Foreign Policy anointed Li the “first virus martyr” when news of his death was published, noting that a large-scale scrubbing of news and social media posts about him commenced immediately.

FP was skeptical of the subsequent claims that Li is still alive, suspecting Beijing is trying to determine whether it can sell angry citizens on the image of Li as a Party hero who gave his life trying to protect the people:

As news of his death spread like wildfire on social media, however, previous reports were deleted, as were threads about him—one of which had recorded 5 million comments—and the claim was put out that he had been “resuscitated” though was still “in critical condition.” It may be that Li was truly lingering on the edge of death. Or it may be that the government was terrified of the possibility of making a martyr. There are claims that Li’s body was literally strapped back into life support when the extent of public anger online became clear. In the end, his employer stated he had died at 2:58 am Friday.

The New York Post reported that at least two friends of Li have reported his death, one of them doing so in a post on Weibo (the Twitter-like service that Chinese subjects are allowed to read) that also called for the government of Wuhan to apologize for harassing him.

Li was not just arrested in December, but humiliated by local authorities. The doctor was forced to sign a letter that patronizingly read, “We solemnly warn you: If you keep being stubborn, with such impertinence, and continue this illegal activity, you will be brought to justice. Is that understood?”

It should be noted that while he felt obliged to sign the letter, Li never stopped using his Weibo account to challenge inaccurate government reports about the virus, including persistent false claims that it could not be spread between humans.

The South China Morning Post sifted through the “chaotic messaging” from Wuhan Central Hospital and concluded its last statements indicated Li is dead. According to this report, the last grim declaration from the hospital “capped several chaotic hours in which Chinese media first reported Li’s death, only for the hospital to respond that Li was alive, though in critical condition.”

If the confused messaging was an effort by the Chinese Communists to manage public grief and anger over Li’s mistreatment, illness, and death, it does not appear to be working – although the good news, from Beijing’s point of view, is that much of the outrage has been focused on easily scapegoated Wuhan officials rather than dictator Xi Jinping or the national government.

The SCMP quoted several furious posts on social media:

Chinese social media has been awash with anger over the death of the whistle-blower – some mourning Li’s death with candles, some demanding that the authorities apologise for the way they had treated him.

“None of the police has ever apologised to you. You could have been a national hero, but the dereliction of duty has claimed your life, along with a few hundred innocent lives,” a user said on Weibo.

“The reprimand of Doctor Li will be a shame in China’s anti-epidemic history. Doctor Li alerted the public at the expense of his life. Wuhan police station still hasn’t recalled that reprimand notice even after his death,” another Weibo user wrote.

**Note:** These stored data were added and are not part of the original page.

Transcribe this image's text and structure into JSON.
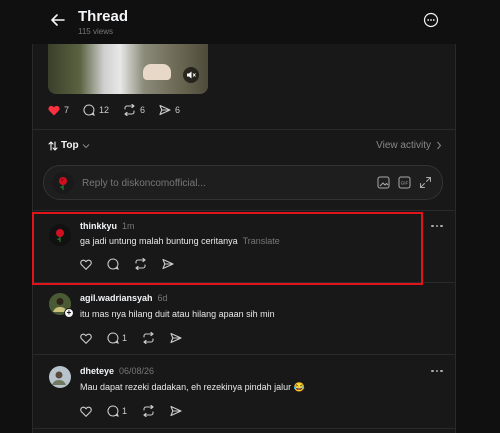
{
  "header": {
    "title": "Thread",
    "views": "115 views"
  },
  "post_actions": {
    "likes": "7",
    "replies": "12",
    "reposts": "6",
    "shares": "6"
  },
  "sort": {
    "label": "Top",
    "view_activity": "View activity"
  },
  "reply_box": {
    "placeholder": "Reply to diskoncomofficial..."
  },
  "comments": [
    {
      "username": "thinkkyu",
      "time": "1m",
      "text": "ga jadi untung malah buntung ceritanya",
      "translate": "Translate",
      "reply_count": "",
      "highlighted": true
    },
    {
      "username": "agil.wadriansyah",
      "time": "6d",
      "text": "itu mas nya hilang duit atau hilang apaan sih min",
      "reply_count": "1"
    },
    {
      "username": "dheteye",
      "time": "06/08/26",
      "text": "Mau dapat rezeki dadakan, eh rezekinya pindah jalur 😂",
      "reply_count": "1"
    }
  ],
  "colors": {
    "background": "#101010",
    "panel": "#181818",
    "like_red": "#ff3040",
    "highlight_box": "#e0141a"
  }
}
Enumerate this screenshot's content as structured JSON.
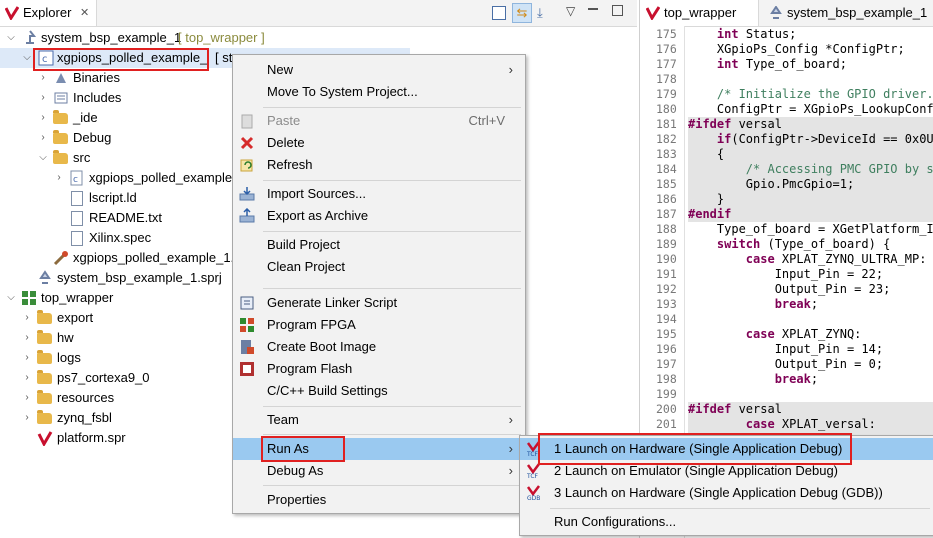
{
  "explorer": {
    "tab_label": "Explorer",
    "tree": [
      {
        "label": "system_bsp_example_1",
        "suffix": "[ top_wrapper ]"
      },
      {
        "label": "xgpiops_polled_example_",
        "suffix": "[ st..."
      },
      {
        "label": "Binaries"
      },
      {
        "label": "Includes"
      },
      {
        "label": "_ide"
      },
      {
        "label": "Debug"
      },
      {
        "label": "src"
      },
      {
        "label": "xgpiops_polled_example"
      },
      {
        "label": "lscript.ld"
      },
      {
        "label": "README.txt"
      },
      {
        "label": "Xilinx.spec"
      },
      {
        "label": "xgpiops_polled_example_1."
      },
      {
        "label": "system_bsp_example_1.sprj"
      },
      {
        "label": "top_wrapper"
      },
      {
        "label": "export"
      },
      {
        "label": "hw"
      },
      {
        "label": "logs"
      },
      {
        "label": "ps7_cortexa9_0"
      },
      {
        "label": "resources"
      },
      {
        "label": "zynq_fsbl"
      },
      {
        "label": "platform.spr"
      }
    ]
  },
  "editor": {
    "tabs": [
      "top_wrapper",
      "system_bsp_example_1"
    ],
    "lines": [
      {
        "n": "175",
        "pre": "    ",
        "kw": "int",
        "rest": " Status;"
      },
      {
        "n": "176",
        "pre": "    ",
        "kw": "",
        "rest": "XGpioPs_Config *ConfigPtr;"
      },
      {
        "n": "177",
        "pre": "    ",
        "kw": "int",
        "rest": " Type_of_board;"
      },
      {
        "n": "178",
        "pre": "",
        "kw": "",
        "rest": ""
      },
      {
        "n": "179",
        "pre": "    ",
        "kw": "",
        "rest": "/* Initialize the GPIO driver."
      },
      {
        "n": "180",
        "pre": "    ",
        "kw": "",
        "rest": "ConfigPtr = XGpioPs_LookupConfi"
      },
      {
        "n": "181",
        "pre": "",
        "kw": "#ifdef",
        "rest": " versal"
      },
      {
        "n": "182",
        "pre": "    ",
        "kw": "if",
        "rest": "(ConfigPtr->DeviceId == 0x0U)"
      },
      {
        "n": "183",
        "pre": "    ",
        "kw": "",
        "rest": "{"
      },
      {
        "n": "184",
        "pre": "        ",
        "kw": "",
        "rest": "/* Accessing PMC GPIO by se"
      },
      {
        "n": "185",
        "pre": "        ",
        "kw": "",
        "rest": "Gpio.PmcGpio=1;"
      },
      {
        "n": "186",
        "pre": "    ",
        "kw": "",
        "rest": "}"
      },
      {
        "n": "187",
        "pre": "",
        "kw": "#endif",
        "rest": ""
      },
      {
        "n": "188",
        "pre": "    ",
        "kw": "",
        "rest": "Type_of_board = XGetPlatform_In"
      },
      {
        "n": "189",
        "pre": "    ",
        "kw": "switch",
        "rest": " (Type_of_board) {"
      },
      {
        "n": "190",
        "pre": "        ",
        "kw": "case",
        "rest": " XPLAT_ZYNQ_ULTRA_MP:"
      },
      {
        "n": "191",
        "pre": "            ",
        "kw": "",
        "rest": "Input_Pin = 22;"
      },
      {
        "n": "192",
        "pre": "            ",
        "kw": "",
        "rest": "Output_Pin = 23;"
      },
      {
        "n": "193",
        "pre": "            ",
        "kw": "break",
        "rest": ";"
      },
      {
        "n": "194",
        "pre": "",
        "kw": "",
        "rest": ""
      },
      {
        "n": "195",
        "pre": "        ",
        "kw": "case",
        "rest": " XPLAT_ZYNQ:"
      },
      {
        "n": "196",
        "pre": "            ",
        "kw": "",
        "rest": "Input_Pin = 14;"
      },
      {
        "n": "197",
        "pre": "            ",
        "kw": "",
        "rest": "Output_Pin = 0;"
      },
      {
        "n": "198",
        "pre": "            ",
        "kw": "break",
        "rest": ";"
      },
      {
        "n": "199",
        "pre": "",
        "kw": "",
        "rest": ""
      },
      {
        "n": "200",
        "pre": "",
        "kw": "#ifdef",
        "rest": " versal"
      },
      {
        "n": "201",
        "pre": "        ",
        "kw": "case",
        "rest": " XPLAT_versal:"
      }
    ]
  },
  "context_menu": {
    "new": "New",
    "move_to_system": "Move To System Project...",
    "paste": "Paste",
    "paste_shortcut": "Ctrl+V",
    "delete": "Delete",
    "refresh": "Refresh",
    "import_sources": "Import Sources...",
    "export_archive": "Export as Archive",
    "build_project": "Build Project",
    "clean_project": "Clean Project",
    "gen_linker": "Generate Linker Script",
    "program_fpga": "Program FPGA",
    "create_boot": "Create Boot Image",
    "program_flash": "Program Flash",
    "cc_build": "C/C++ Build Settings",
    "team": "Team",
    "run_as": "Run As",
    "debug_as": "Debug As",
    "properties": "Properties"
  },
  "submenu": {
    "launch_hw": "1 Launch on Hardware (Single Application Debug)",
    "launch_emu": "2 Launch on Emulator (Single Application Debug)",
    "launch_gdb": "3 Launch on Hardware (Single Application Debug (GDB))",
    "run_configs": "Run Configurations..."
  },
  "colors": {
    "highlight": "#9ac9f0",
    "annotation": "#e02020",
    "folder": "#e8b84a"
  }
}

“Dr. Li’s fate is a singularly delicate issue for the Chinese government, which has tried to fight back against the coronavirus, while also stifling widespread criticism that officials have delayed and mismanaged the government’s response to the initial outbreak in Wuhan,” observed the New York Times, which thought the reports of Li’s death were more poorly sourced than the ones that claimed he was clinging to life.

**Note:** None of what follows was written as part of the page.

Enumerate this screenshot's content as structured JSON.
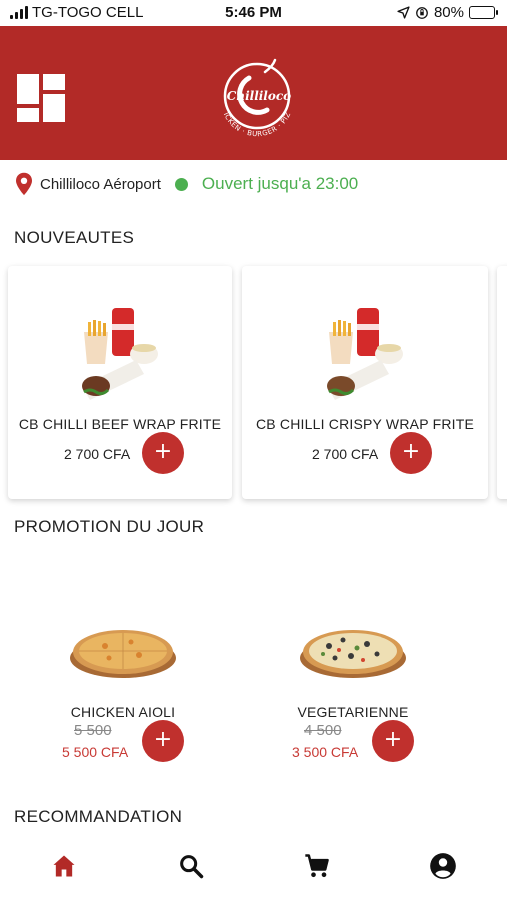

The BBC and the Wall Street Journal, on the other hand, judged Li is more likely dead. The BBC cited “journalists and doctors at the scene” who said “government officials had intervened” after Li’s death was announced, ordering the story changed to reports that a last-minute medical intervention saved his life. Later in the afternoon, the story changed again and his passing was once again reported with a revised time of death.